West Alabama at the Top of Governor’s Priorities
West Alabama played a significant part in Gov. Kay Ivey's roughly 35-minute State of the State Address Tuesday evening at the State Capital. Among her top priorities is education and healthcare and West Alabama plays a key role.
Combining the two, the governor promoted her plan for the state to open the Alabama School of Healthcare Sciences in Demopolis. "This new healthcare high school will offer an innovative curriculum for 9th through 12th graders, exposing them to a diversity of STEM and healthcare opportunities, as well as hands-on clinical training experiences," Ivey stated. "When these students receive their diplomas, they will be ready to fill a broad spectrum of healthcare jobs or pursue a higher education."
The program is an attempt to fill many of the shortfalls in hospital staffing across the state. It will be a live on campus school like the Alabama Math and Science in Mobile and the School of Fine Arts in Birmingham.
Funding must first be provided by the Legislature. If that is done, the plans are to locate the school behind Whitfield Regional Hospital to allow students to shadow hospital staff.
Demopolis native, Dr. Selwyn Vickers, the president and CEO of Memorial Sloan Kettering Cancer Center in New York was a guest of the governor, receiving a standing ovation from the lawmakers and guests. Ivey called Dr. Vickers an example of what a good education can accomplish.
Another West Alabama part of the governor's address came when she recognized band students from Jasper High School in Walker County for the "beautiful music" they had performed earlier.
A former teacher herself, Ivey emphasized progress made in K-12 education but added more can and should be done.
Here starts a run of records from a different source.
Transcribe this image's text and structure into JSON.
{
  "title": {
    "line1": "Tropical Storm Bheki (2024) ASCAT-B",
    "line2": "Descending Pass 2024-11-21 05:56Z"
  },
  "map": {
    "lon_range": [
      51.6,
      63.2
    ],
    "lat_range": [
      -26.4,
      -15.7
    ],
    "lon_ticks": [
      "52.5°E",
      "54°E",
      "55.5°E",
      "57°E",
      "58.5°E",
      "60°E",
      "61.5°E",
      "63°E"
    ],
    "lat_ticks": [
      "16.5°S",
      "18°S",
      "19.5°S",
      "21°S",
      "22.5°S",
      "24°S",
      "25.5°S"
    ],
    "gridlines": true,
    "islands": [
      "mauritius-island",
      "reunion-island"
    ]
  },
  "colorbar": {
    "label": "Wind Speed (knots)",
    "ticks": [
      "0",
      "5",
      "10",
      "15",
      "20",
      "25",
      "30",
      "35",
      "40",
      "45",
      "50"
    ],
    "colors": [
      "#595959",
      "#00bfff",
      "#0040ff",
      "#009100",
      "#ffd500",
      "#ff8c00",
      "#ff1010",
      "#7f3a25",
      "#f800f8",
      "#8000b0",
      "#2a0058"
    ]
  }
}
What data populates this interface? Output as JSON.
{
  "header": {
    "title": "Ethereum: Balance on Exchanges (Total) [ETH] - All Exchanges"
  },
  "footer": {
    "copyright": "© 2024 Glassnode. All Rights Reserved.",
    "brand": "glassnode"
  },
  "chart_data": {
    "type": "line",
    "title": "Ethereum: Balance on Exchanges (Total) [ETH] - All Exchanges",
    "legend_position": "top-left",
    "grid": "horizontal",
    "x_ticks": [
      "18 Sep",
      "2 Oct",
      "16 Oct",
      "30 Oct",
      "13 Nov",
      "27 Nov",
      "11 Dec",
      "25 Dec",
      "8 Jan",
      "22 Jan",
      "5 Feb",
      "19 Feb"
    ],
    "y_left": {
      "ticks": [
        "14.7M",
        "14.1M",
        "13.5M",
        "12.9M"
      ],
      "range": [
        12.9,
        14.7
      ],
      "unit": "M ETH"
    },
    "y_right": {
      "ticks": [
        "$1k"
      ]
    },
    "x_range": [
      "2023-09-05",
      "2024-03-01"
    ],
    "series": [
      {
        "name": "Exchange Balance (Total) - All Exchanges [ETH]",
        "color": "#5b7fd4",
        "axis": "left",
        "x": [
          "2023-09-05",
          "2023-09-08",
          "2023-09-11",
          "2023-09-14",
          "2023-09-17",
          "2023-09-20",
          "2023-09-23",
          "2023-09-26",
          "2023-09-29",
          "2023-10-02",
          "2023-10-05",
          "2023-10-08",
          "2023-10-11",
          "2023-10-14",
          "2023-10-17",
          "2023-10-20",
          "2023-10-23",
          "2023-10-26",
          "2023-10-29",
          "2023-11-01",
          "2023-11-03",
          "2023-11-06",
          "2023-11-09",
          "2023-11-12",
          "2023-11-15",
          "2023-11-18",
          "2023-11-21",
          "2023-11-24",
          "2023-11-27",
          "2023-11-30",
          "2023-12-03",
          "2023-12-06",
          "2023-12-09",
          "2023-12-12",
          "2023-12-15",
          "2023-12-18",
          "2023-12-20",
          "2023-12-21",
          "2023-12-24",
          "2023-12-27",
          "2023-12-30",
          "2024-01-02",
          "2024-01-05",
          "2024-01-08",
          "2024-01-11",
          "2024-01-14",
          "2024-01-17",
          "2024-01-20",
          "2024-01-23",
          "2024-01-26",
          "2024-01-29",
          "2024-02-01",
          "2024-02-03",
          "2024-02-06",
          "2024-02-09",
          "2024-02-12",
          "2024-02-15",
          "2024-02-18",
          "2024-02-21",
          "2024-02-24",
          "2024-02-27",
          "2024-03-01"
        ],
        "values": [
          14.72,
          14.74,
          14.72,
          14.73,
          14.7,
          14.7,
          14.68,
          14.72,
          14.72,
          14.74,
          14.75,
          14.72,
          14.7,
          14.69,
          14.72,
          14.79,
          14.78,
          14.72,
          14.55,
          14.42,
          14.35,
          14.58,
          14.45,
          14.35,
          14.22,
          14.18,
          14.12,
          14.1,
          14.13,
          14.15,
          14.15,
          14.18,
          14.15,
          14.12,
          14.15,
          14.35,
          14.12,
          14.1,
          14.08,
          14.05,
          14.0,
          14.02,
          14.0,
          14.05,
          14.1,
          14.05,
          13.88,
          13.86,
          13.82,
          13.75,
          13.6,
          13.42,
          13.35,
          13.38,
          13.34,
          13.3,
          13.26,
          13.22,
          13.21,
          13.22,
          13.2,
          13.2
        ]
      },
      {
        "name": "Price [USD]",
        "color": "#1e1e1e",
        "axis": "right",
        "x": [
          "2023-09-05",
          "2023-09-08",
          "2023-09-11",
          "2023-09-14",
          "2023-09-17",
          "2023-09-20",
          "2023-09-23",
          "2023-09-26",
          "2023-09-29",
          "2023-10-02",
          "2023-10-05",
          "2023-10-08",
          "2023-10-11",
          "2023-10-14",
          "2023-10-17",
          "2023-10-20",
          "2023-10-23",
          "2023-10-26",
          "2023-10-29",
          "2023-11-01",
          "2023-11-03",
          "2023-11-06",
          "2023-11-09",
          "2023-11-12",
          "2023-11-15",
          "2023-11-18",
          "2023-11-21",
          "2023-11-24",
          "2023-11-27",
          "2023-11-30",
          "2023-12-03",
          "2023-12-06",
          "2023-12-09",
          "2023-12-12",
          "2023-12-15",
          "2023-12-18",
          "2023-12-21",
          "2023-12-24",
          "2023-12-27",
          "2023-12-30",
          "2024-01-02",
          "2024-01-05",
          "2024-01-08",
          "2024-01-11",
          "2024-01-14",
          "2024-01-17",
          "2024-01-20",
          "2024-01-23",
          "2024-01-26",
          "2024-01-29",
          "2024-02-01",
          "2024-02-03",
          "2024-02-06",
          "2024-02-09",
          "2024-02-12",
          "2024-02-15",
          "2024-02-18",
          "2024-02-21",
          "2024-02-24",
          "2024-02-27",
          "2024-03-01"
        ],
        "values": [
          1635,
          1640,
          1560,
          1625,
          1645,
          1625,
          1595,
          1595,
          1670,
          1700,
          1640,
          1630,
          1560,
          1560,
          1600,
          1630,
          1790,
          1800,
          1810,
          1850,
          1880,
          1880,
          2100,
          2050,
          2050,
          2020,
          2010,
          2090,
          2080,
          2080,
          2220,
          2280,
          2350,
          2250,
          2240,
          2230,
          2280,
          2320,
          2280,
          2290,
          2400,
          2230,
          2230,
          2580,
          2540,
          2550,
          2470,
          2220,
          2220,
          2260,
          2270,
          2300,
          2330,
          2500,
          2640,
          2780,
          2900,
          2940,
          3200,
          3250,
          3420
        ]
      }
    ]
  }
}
The Republican's top priority and most controversial priority for this session is creation of educational savings accounts (ESAs). They would allow parents to use taxpayer funds for private school, home school, charter schools or other educational options. "We would be helping families that may not otherwise have the option to send their children to the school of their choice," Ivey told the joint session of the house and senate. The Choose Act would make $7,000 available annually to participating parents beginning in 2025.
Greensboro Democrat Senator Bobby Singleton countered by telling reporters the state already passed Accountability legislation last year that that makes money available. But he said as long as there is, "some equality and equity" it might not be such a problem. However, he voiced concern for the students left behind. He asked what will be done for those kids?"
The ongoing program to bring broadband internet to underserved areas was highlighted as Ivey mentioned yesterday's grant funding for fiber infrastructure in West Alabama and across the state.
Ivey took pride in Alabama's low unemployment rate and investments totaling $48 billion, which has created 86,000 new jobs in the state so far during her tenure. However, she voiced concern that more than 57% of the state's population is not working. She wants to initiate workforce development reform because so many people not returning to the workforce since the pandemic.
Another priority introduced is a bill that would prohibit election ballot harvesting. "We would put a stop to any manipulation of our elections by closing loopholes that allow unaccountable, paid political operatives to pressure folks through the absentee voting process," Ivey vowed.
A senate committee will take up this legislation tomorrow and it is expected to draw significant Democrat opposition who fear criminalization of volunteer groups assisting homebound and elderly voters with absentee ballots.
Addressing law and order issues, Ivey is also backing a $100 million grant program that she claims will make schools safer.
With human trafficking a growing issue, especially along Alabama's interstate highways, Ivey put her backing behind a new "Sound of Freedom Law" that would require life sentences for person trafficking minors.
Also among her agenda items is her plan to sign an executive order to establish a task force to better understand Artificial Intelligence and to prepare the state to safely and effectively use this emerging technology going forward.
"I am not going to stand here and preach like I know a lick about AI," said Ivey. "However, I do know that new technologies can have benefits, but if not used responsibly, they can be dangerous. We are going to ensure that AI is used properly."
Many observers were watching closely to see if she would address a statewide lottery and gaming. She did, "This year, when Alabamians make their way to the ballot box, I hope they will be voting on another issue: Gaming," said Ivey. "I believe the current proposal being contemplated by the Legislature is good for Alabama, and I will be carefully watching it move through the process. It will crack down on illegal gambling, and it will responsibly regulate limited forms of legal gaming, including a statewide lottery."
Democrats voiced disappointment that Ivey spoke about the new prisons under construction but did not mention prison or judicial reform. There was also concern for the lack of attention to Medicaid expansion to help keep more rural hospitals from closing.
Gov. Ivey and her lobbying staff now have 30 meeting days within 105 calendar days to act on these and other proposals by the governor' before the session ends on June 3rd.